In the Event of Volatility or Unfavorable Conditions in the Capital and Credit Markets, Our Business, Including the Immediate Availability and Cost of Short-Term Funds for Liquidity Requirements, Our Ability to Meet Long-Term Commitments, Our Ability to Hedge Effectively Our Generation Portfolio and the Competitiveness and Liquidity of Energy Markets May be Adversely Affected, Which Could Negatively Impact Our Results of Operations, Cash Flows and Financial Condition
We rely on the capital markets to meet our financial commitments and short-term liquidity needs if internal funds are not available from our operations. We also use letters of credit provided by various financial institutions to support our hedging operations. We also deposit cash in short-term investments. In the event of volatility in the capital and credit markets, our ability to draw on our credit facilities and cash may be adversely affected. Our access to funds under those credit facilities is dependent on the ability of the financial institutions that are parties to the facilities to meet their funding commitments. Those institutions may not be able to meet their funding commitments if they experience shortages of capital and liquidity or if they experience excessive volumes of borrowing requests within a short period of time. Any delay in our ability to access those funds, even for a short period of time, could have a material adverse effect on our results of operations and financial condition.
Should there be fluctuations in the capital and credit markets as a result of uncertainty, changing or increased regulation, reduced alternatives or failures of significant foreign or domestic financial institutions or foreign governments, our access to liquidity needed for our business could be adversely affected. Unfavorable conditions could require us to take measures to conserve cash until the markets stabilize or until alternative credit arrangements or other funding for our business needs can be arranged. Such measures could include deferring capital expenditures, changing hedging strategies to reduce collateral-posting requirements, and reducing or eliminating future dividend payments or other discretionary uses of cash.

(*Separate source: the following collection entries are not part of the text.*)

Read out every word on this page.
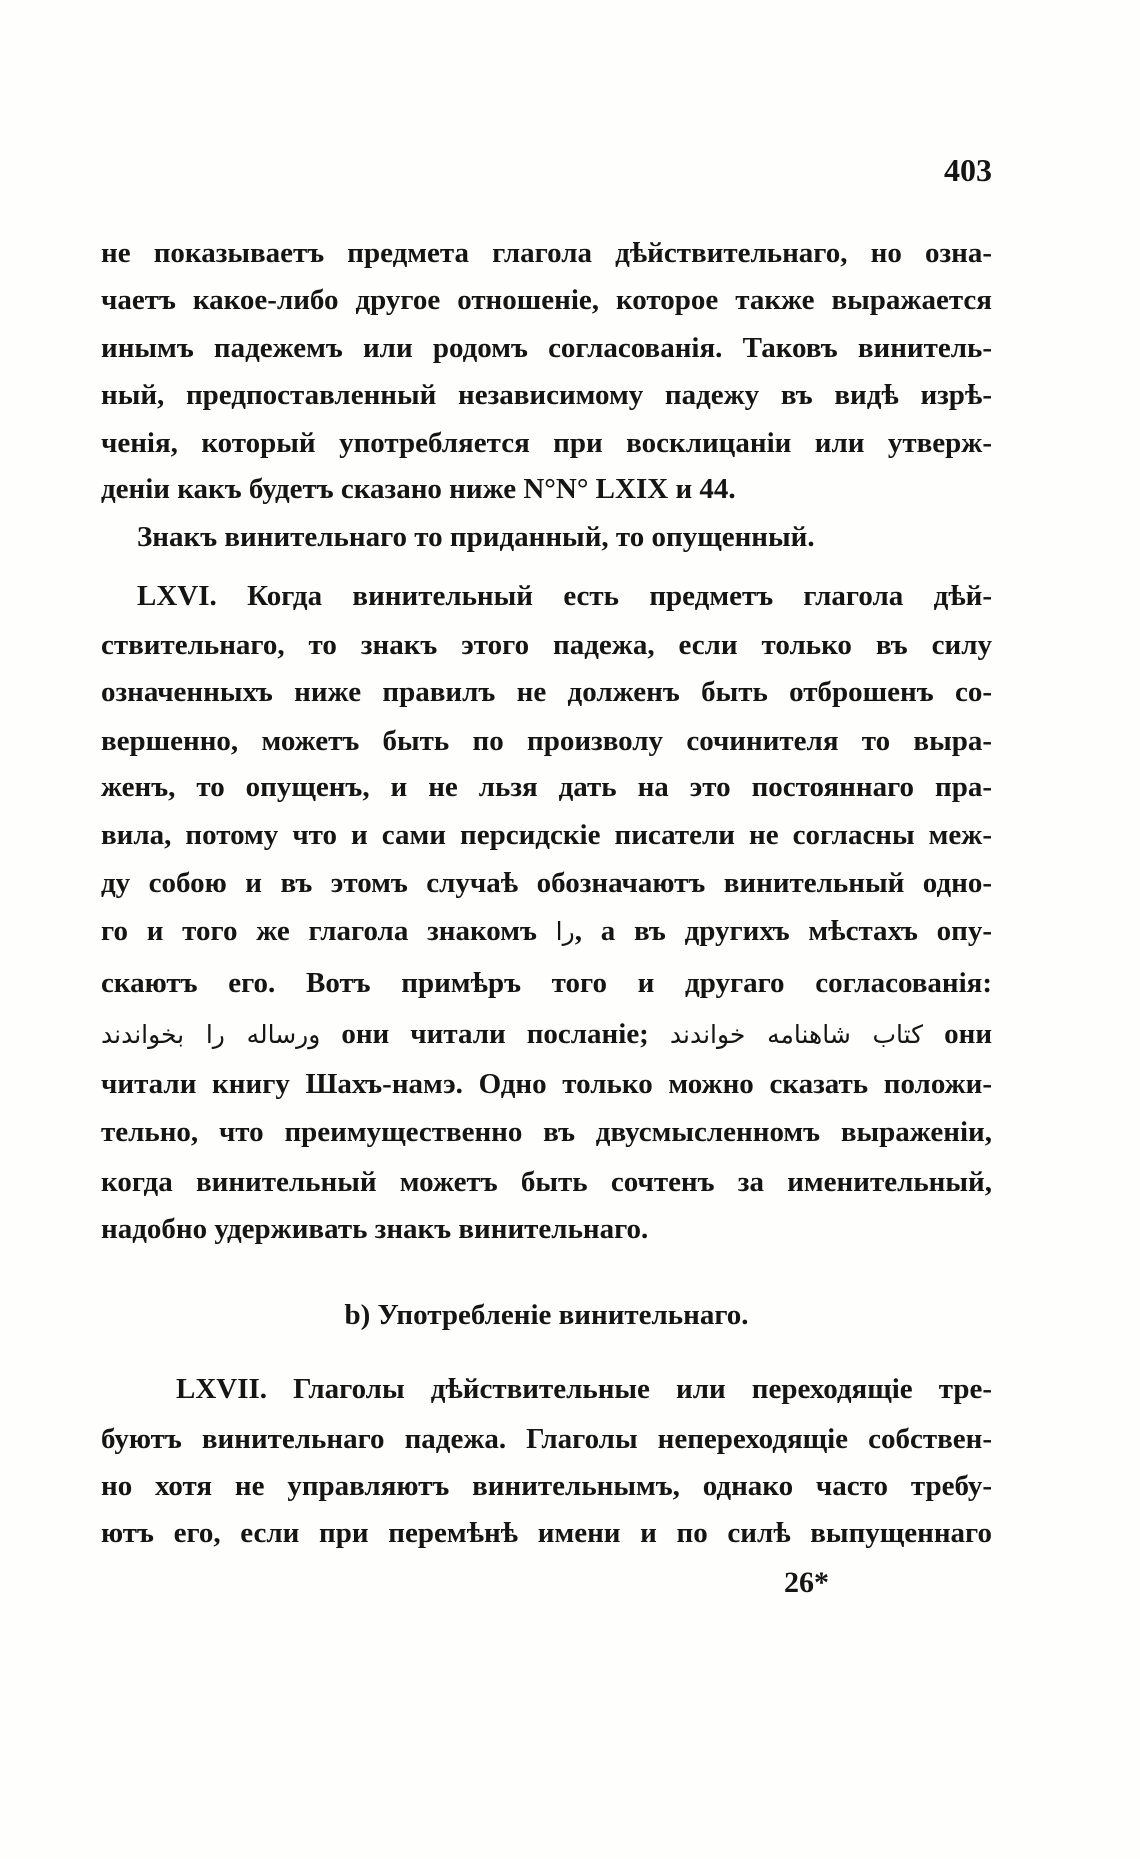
403
не показываетъ предмета глагола дѣйствительнаго, но озна-
чаетъ какое-либо другое отношеніе, которое также выражается
инымъ падежемъ или родомъ согласованія. Таковъ винитель-
ный, предпоставленный независимому падежу въ видѣ изрѣ-
ченія, который употребляется при восклицаніи или утверж-
деніи какъ будетъ сказано ниже N°N° LXIX и 44.
Знакъ винительнаго то приданный, то опущенный.
LXVI. Когда винительный есть предметъ глагола дѣй-
ствительнаго, то знакъ этого падежа, если только въ силу
означенныхъ ниже правилъ не долженъ быть отброшенъ со-
вершенно, можетъ быть по произволу сочинителя то выра-
женъ, то опущенъ, и не льзя дать на это постояннаго пра-
вила, потому что и сами персидскіе писатели не согласны меж-
ду собою и въ этомъ случаѣ обозначаютъ винительный одно-
го и того же глагола знакомъ را, а въ другихъ мѣстахъ опу-
скаютъ его. Вотъ примѣръ того и другаго согласованія:
ورساله را بخواندند они читали посланіе; كتاب شاهنامه خواندند они
читали книгу Шахъ-намэ. Одно только можно сказать положи-
тельно, что преимущественно въ двусмысленномъ выраженіи,
когда винительный можетъ быть сочтенъ за именительный,
надобно удерживать знакъ винительнаго.
b) Употребленіе винительнаго.
LXVII. Глаголы дѣйствительные или переходящіе тре-
буютъ винительнаго падежа. Глаголы непереходящіе собствен-
но хотя не управляютъ винительнымъ, однако часто требу-
ютъ его, если при перемѣнѣ имени и по силѣ выпущеннаго
26*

Energy markets depend heavily on active participation by multiple counterparties, which could be adversely affected should there be disruptions in the capital and credit markets. Reduced capital and liquidity and failures of significant institutions that participate in the energy markets could diminish the liquidity and competitiveness of energy markets that are important to our business. Perceived weaknesses in the competitive strength of the energy markets could lead to pressures for greater regulation of those markets or attempts to replace those market structures with other mechanisms for the sale of power, including the requirement of long-term contracts, which could have a material adverse effect on our results of operations and cash flows.
Interest Rates and/or a Credit Rating Downgrade Could Negatively Affect Our or Our Subsidiaries' Financing Costs, Ability to Access Capital and Requirement to Post Collateral and the Ability to Continue Successfully Implementing Our Retail Sales Strategy
We have near-term exposure to interest rates from outstanding indebtedness indexed to variable interest rates, and we have exposure to future interest rates to the extent we seek to raise debt in the capital markets to meet maturing debt obligations and fund construction or other investment opportunities. Past disruptions in capital and credit markets have resulted in higher interest rates on new publicly issued debt securities, increased costs for certain of our variable interest rate debt securities and failed remarketings of variable interest rate tax-exempt debt issued to finance certain of our facilities. Similar future disruptions could increase our financing costs and adversely affect our results of operations. Also, interest rates could change as a result of economic or other events that are beyond our risk management processes. As a result, we cannot always predict the impact that our risk management decisions may have on us if actual events lead to greater losses or costs that our risk management positions were intended to hedge. Although we employ risk management techniques to hedge against interest rate volatility, significant and sustained increases in market interest rates could materially increase our financing costs and negatively impact our reported results of operations.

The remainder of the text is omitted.